Dans l’après midi, l’atmosphère devient très lourde jusqu’à ce que un orage éclate. Des rideaux d’eau s’abattent sur la forêt pendant une heure. Les pluies nous avaient par chance épargnés pendant le trek dans la jungle mais elles sont normalement quasi quotidiennes et intenses. Chaque année, il pleut en effet presque deux fois plus ici que chez nous près de Zurich, qui n’est déjà pas une région particulièrement sèche !
Nous quittons la plaine pour rejoindre les montagnes jusqu’à Berastagi. Les routes sont toujours aussi catastrophiques, lessivées, à moitié emportées par endroits et toujours aussi étroites. Nous arrivons enfin sur un plateau d’altitude au pied du volcan Sinabung. Celui-ci s‘est soudainement réveillé en 2010 après 400 ans de repos, entraînant l’évacuation de tous les villages autour du volcan. Depuis, il y a eu plusieurs éruptions assez explosives, avec malheureusement quelques victimes s’étant attardées dans la zone à risque. Les éruptions déposent régulièrement des cendres qui fertilisent abondamment les sols. La région est ainsi extrêmement fertile avec de nombreuses cultures de légumes, café, fruits de la passion, piments, avocats, cacao, fraises,… Tout pousse ! Une balade autour du village nous permet de voir de près ce travail minutieux de la terre et le savant assemblage des cultures maraîchères où ce mêlent harmonieusement tous ces fruits-légumes.

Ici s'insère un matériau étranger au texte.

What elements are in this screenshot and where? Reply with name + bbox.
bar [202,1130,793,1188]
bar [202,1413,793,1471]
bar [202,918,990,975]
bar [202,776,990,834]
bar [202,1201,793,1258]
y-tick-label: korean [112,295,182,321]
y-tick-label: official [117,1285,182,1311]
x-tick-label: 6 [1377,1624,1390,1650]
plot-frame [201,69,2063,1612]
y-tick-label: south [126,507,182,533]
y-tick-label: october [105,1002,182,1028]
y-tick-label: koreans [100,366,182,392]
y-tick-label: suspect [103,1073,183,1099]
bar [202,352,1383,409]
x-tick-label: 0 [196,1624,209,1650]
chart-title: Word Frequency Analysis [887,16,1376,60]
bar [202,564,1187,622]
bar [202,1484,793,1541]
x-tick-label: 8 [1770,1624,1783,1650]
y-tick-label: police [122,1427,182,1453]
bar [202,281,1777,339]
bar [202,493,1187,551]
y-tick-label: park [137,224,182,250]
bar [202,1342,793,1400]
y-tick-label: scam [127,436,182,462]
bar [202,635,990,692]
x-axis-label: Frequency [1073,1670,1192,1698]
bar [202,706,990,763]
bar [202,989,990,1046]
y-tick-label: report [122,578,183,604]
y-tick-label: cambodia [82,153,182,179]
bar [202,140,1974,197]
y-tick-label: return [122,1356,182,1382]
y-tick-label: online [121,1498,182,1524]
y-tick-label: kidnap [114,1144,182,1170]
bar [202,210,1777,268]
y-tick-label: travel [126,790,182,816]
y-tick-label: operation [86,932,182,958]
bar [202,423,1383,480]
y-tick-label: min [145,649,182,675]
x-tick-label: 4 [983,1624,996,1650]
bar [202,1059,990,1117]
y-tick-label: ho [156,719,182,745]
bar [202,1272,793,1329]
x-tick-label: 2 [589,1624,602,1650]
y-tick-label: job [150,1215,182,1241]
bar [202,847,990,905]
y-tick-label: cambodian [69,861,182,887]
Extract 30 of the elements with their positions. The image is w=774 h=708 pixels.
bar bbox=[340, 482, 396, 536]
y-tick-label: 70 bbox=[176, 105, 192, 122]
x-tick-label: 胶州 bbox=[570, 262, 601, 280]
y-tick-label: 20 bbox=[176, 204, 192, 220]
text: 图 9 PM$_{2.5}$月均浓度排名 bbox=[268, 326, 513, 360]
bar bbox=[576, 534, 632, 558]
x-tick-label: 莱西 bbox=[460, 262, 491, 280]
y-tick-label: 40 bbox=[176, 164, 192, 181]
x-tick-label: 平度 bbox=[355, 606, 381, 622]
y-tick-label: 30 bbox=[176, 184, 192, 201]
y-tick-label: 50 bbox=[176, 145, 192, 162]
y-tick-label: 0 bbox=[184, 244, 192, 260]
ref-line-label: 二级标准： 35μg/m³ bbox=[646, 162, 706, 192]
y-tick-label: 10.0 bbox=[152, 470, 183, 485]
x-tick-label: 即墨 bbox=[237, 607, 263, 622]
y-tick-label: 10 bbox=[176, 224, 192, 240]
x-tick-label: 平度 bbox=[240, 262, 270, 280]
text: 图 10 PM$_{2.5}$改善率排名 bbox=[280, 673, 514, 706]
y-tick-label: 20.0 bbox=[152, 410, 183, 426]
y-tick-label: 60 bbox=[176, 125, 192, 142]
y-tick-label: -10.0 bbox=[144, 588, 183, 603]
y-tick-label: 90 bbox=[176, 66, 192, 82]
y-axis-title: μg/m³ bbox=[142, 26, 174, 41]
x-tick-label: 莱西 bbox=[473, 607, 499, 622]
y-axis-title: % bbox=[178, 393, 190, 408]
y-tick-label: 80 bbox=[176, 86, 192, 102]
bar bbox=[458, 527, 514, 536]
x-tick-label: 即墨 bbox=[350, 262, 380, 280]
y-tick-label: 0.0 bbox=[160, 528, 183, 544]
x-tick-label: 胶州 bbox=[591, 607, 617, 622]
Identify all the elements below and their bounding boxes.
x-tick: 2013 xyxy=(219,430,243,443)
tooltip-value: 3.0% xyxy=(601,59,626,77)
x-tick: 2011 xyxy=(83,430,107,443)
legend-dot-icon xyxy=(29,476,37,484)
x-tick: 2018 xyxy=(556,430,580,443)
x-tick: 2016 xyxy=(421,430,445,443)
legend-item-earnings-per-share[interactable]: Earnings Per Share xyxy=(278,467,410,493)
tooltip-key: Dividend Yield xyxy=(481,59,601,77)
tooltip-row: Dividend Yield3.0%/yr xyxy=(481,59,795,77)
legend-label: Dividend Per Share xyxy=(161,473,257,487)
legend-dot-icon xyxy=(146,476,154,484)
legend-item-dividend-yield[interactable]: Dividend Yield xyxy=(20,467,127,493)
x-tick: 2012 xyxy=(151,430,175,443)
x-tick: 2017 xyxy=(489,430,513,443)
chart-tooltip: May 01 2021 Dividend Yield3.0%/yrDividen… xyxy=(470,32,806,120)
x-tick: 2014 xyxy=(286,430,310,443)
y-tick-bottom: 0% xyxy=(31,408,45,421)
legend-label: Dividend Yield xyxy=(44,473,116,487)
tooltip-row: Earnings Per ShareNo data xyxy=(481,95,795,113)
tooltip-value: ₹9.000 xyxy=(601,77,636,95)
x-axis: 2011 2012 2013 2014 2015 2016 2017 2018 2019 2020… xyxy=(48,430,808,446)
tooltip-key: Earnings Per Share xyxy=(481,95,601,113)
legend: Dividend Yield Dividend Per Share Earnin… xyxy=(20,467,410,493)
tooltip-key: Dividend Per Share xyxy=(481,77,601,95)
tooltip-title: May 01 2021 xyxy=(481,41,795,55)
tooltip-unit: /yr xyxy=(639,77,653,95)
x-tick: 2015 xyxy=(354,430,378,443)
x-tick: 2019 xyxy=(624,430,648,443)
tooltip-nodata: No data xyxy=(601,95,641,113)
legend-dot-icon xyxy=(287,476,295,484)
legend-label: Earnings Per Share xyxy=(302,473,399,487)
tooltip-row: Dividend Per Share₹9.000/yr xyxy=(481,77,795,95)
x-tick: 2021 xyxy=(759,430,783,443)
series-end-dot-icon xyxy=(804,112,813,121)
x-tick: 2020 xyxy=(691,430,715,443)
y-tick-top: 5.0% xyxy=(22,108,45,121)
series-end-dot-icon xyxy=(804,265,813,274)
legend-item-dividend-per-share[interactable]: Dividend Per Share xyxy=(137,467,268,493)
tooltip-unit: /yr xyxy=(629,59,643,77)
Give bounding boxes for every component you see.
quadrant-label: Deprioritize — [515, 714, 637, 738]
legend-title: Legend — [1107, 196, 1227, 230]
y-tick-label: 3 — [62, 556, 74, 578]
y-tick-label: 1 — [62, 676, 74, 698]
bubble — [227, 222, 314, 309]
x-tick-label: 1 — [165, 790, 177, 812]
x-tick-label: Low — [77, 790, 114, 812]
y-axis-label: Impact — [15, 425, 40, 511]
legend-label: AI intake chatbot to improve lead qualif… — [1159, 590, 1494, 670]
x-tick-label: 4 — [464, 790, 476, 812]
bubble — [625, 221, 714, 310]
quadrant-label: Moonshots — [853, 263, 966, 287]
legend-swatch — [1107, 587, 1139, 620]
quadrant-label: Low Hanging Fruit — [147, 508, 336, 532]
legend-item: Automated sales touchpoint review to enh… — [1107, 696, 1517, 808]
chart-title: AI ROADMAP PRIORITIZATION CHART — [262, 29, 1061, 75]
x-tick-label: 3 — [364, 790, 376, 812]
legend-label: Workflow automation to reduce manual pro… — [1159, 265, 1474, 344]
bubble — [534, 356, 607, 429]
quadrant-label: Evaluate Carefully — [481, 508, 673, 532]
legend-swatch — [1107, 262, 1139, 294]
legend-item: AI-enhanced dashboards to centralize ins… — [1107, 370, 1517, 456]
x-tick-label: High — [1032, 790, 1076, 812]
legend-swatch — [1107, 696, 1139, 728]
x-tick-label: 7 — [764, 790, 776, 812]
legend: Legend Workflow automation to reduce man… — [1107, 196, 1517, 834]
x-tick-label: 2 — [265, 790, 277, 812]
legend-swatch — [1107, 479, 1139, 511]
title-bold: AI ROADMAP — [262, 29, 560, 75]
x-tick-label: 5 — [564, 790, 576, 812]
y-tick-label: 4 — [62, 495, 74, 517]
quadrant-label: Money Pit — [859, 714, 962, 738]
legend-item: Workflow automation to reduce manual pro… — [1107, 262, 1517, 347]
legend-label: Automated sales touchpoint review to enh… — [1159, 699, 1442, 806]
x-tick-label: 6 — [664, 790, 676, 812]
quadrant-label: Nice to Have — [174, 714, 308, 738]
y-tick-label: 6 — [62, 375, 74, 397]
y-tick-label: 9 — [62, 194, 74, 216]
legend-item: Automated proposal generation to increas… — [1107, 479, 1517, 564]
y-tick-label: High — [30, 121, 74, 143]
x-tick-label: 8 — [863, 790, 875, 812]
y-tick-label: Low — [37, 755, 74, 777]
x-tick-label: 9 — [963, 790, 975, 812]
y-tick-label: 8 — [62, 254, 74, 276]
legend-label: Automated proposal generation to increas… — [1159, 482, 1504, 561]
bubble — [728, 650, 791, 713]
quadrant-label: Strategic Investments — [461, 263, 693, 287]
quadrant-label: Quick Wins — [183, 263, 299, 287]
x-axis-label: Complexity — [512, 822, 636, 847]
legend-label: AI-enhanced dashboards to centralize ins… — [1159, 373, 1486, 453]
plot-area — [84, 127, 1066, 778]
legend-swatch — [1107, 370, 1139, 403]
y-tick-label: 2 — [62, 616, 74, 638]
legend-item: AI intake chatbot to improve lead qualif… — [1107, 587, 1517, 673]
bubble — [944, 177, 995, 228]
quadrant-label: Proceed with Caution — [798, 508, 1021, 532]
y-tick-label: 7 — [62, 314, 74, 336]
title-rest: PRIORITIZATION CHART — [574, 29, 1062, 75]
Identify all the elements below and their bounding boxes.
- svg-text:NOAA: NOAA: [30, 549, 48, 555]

Nous passons devant de nombreuses églises, signes d’une présence chrétienne forte dans cette région peuplée par les ethnies Batak. Ces peuples sont venus d’Océanie en passant par Taiwan et ils se sont installés dans les montagnes du nord de Sumatra. C’est un mélange de plusieurs ethnies qui ont gardé leurs langues et leurs traditions. Une bonne moitié ont adopté le christianisme au moment de la colonisation hollandaise. Ils sont connus pour leurs maisons aux toits gigantesques à double pointes, décorées de motifs géométriques rappelant ceux que nous avions vus dans le sud de Taïwan.
Même s’il y a beaucoup d’églises chrétiennes, la prière du vendredi soir diffusée généreusement pendant une bonne heure dans toute la ville par les hauts parleurs de la mosquée rappelle à tout le monde que le plus grand, et bien c’est Allah ! Les gens nous disent être croyants mais pas forcément très pratiquants, et ils nous confient être assez pragmatiques par rapport aux obligations religieuses. La maîtresse de maison de notre auberge, d’ordinaire en jeans et tee-shirt, a quand même revêtu pour l’occasion son hijab et son abaya, la robe traditionnelle musulmane qui enveloppe des pieds à la tête, pour se prosterner en direction de la Mecque sur un tapis au milieu du salon. Son fils s’occupe en même temps de déloger le chat, lui aussi très intéressé par le tapis.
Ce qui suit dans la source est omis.